The mental effects of gender dysphoria
By Jasper Griswold, Columnist
Think of your body. If you look down, you know how far your chest juts out, if at all. If you were to look in the mirror, you know the softness of your face and the sharpness of your jawline. But what if you didn’t?
What if, in your mind, you looked quite different? What if one day you looked down and saw breasts where you feel there shouldn’t be, or didn’t see them where you felt they should be, and were shocked back to the reality that your body looks different than you want it to – that your body looks wrong? Imagine how painful that would feel, how disconnected you would feel to your body. This feeling that some trans people deal with is called dysphoria, and it causes a lot of negative emotions. Gender dysphoria is the negative feelings due to a person’s assigned gender being different with their actual gender. However, a lot of people put too much annunciation on it.
For one thing, not every trans person experiences gender dysphoria. While some may feel physical or social dysphoria, or both, some don’t feel any at all.

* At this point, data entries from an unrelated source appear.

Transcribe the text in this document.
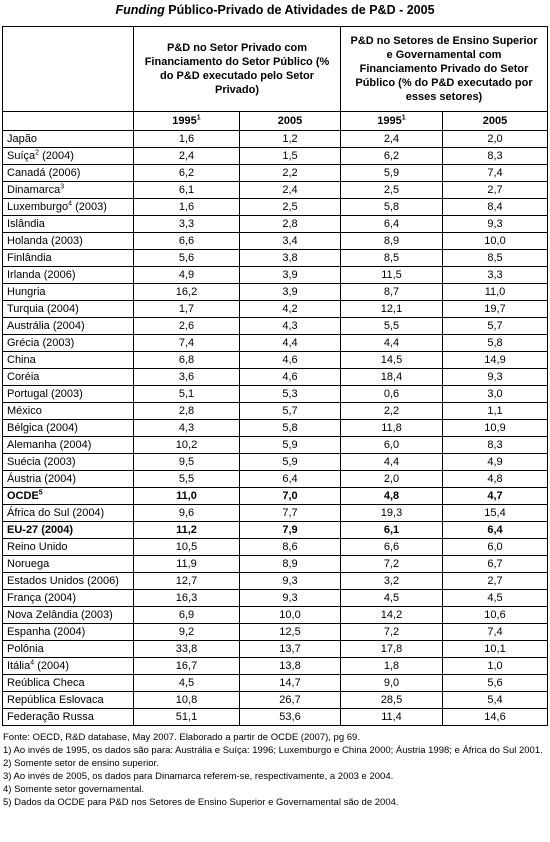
Funding Público-Privado de Atividades de P&D - 2005
	P&D no Setor Privado com Financiamento do Setor Público (% do P&D executado pelo Setor Privado)		P&D no Setores de Ensino Superior e Governamental com Financiamento Privado do Setor Público (% do P&D executado por esses setores)	
	1995$^1$	2005	1995$^1$	2005
Japão	1,6	1,2	2,4	2,0
Suíça$^2$ (2004)	2,4	1,5	6,2	8,3
Canadá (2006)	6,2	2,2	5,9	7,4
Dinamarca$^3$	6,1	2,4	2,5	2,7
Luxemburgo$^4$ (2003)	1,6	2,5	5,8	8,4
Islândia	3,3	2,8	6,4	9,3
Holanda (2003)	6,6	3,4	8,9	10,0
Finlândia	5,6	3,8	8,5	8,5
Irlanda (2006)	4,9	3,9	11,5	3,3
Hungria	16,2	3,9	8,7	11,0
Turquia (2004)	1,7	4,2	12,1	19,7
Austrália (2004)	2,6	4,3	5,5	5,7
Grécia (2003)	7,4	4,4	4,4	5,8
China	6,8	4,6	14,5	14,9
Coréia	3,6	4,6	18,4	9,3
Portugal (2003)	5,1	5,3	0,6	3,0
México	2,8	5,7	2,2	1,1
Bélgica (2004)	4,3	5,8	11,8	10,9
Alemanha (2004)	10,2	5,9	6,0	8,3
Suécia (2003)	9,5	5,9	4,4	4,9
Áustria (2004)	5,5	6,4	2,0	4,8
OCDE$^5$	11,0	7,0	4,8	4,7
África do Sul (2004)	9,6	7,7	19,3	15,4
EU-27 (2004)	11,2	7,9	6,1	6,4
Reino Unido	10,5	8,6	6,6	6,0
Noruega	11,9	8,9	7,2	6,7
Estados Unidos (2006)	12,7	9,3	3,2	2,7
França (2004)	16,3	9,3	4,5	4,5
Nova Zelândia (2003)	6,9	10,0	14,2	10,6
Espanha (2004)	9,2	12,5	7,2	7,4
Polônia	33,8	13,7	17,8	10,1
Itália$^4$ (2004)	16,7	13,8	1,8	1,0
Reública Checa	4,5	14,7	9,0	5,6
República Eslovaca	10,8	26,7	28,5	5,4
Federação Russa	51,1	53,6	11,4	14,6
Fonte: OECD, R&D database, May 2007. Elaborado a partir de OCDE (2007), pg 69.
1) Ao invés de 1995, os dados são para: Austrália e Suíça: 1996; Luxemburgo e China 2000; Áustria 1998; e África do Sul 2001.
2) Somente setor de ensino superior.
3) Ao invés de 2005, os dados para Dinamarca referem-se, respectivamente, a 2003 e 2004.
4) Somente setor governamental.
5) Dados da OCDE para P&D nos Setores de Ensino Superior e Governamental são de 2004.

Gender dysphoria isn’t necessary to be trans. That pathologizes being transgender, and being trans is not psychologically abnormal or unhealthy. It gatekeeps the community and refuses some trans people admittance into their own community. Even now, gender dysphoria is a part of the Diagnosis and Statistical Manual of Mental Disorders, making it a diagnosis and not just a feeling. If someone doesn’t experience gender dysphoria, they may feel “less” transgender because the American Psychological Association decided dysphoria is a mental issue related to being trans.
Another thing is dysphoria doesn’t really serve a point. Being dysphoric isn’t what made me realize I was trans. It just made me feel uncomfortable, ashamed, and confused. What made me realize I was trans was the polar opposite – gender euphoria. Gender euphoria is the positive feeling when something gender-affirming happens, such as when someone uses the correct name or pronouns on you. Feeling giddy when someone called me a boy is what told me I was trans, because I knew no cis person would do that. The pain I felt when someone called me a girl, a type of social dysphoria, just made me feel like I was weird or maybe even misogynistic.
All in all, dysphoria is just pain felt when there is an incongruence with our bodies and our ideal bodies, or the way we are called and the way we want to be called. It isn’t necessary to be trans. It doesn’t make one person “more trans” than anyone else. It doesn’t help to define being transgender. It just causes pain and sometimes depression. And I’d never want anyone to have to go through that.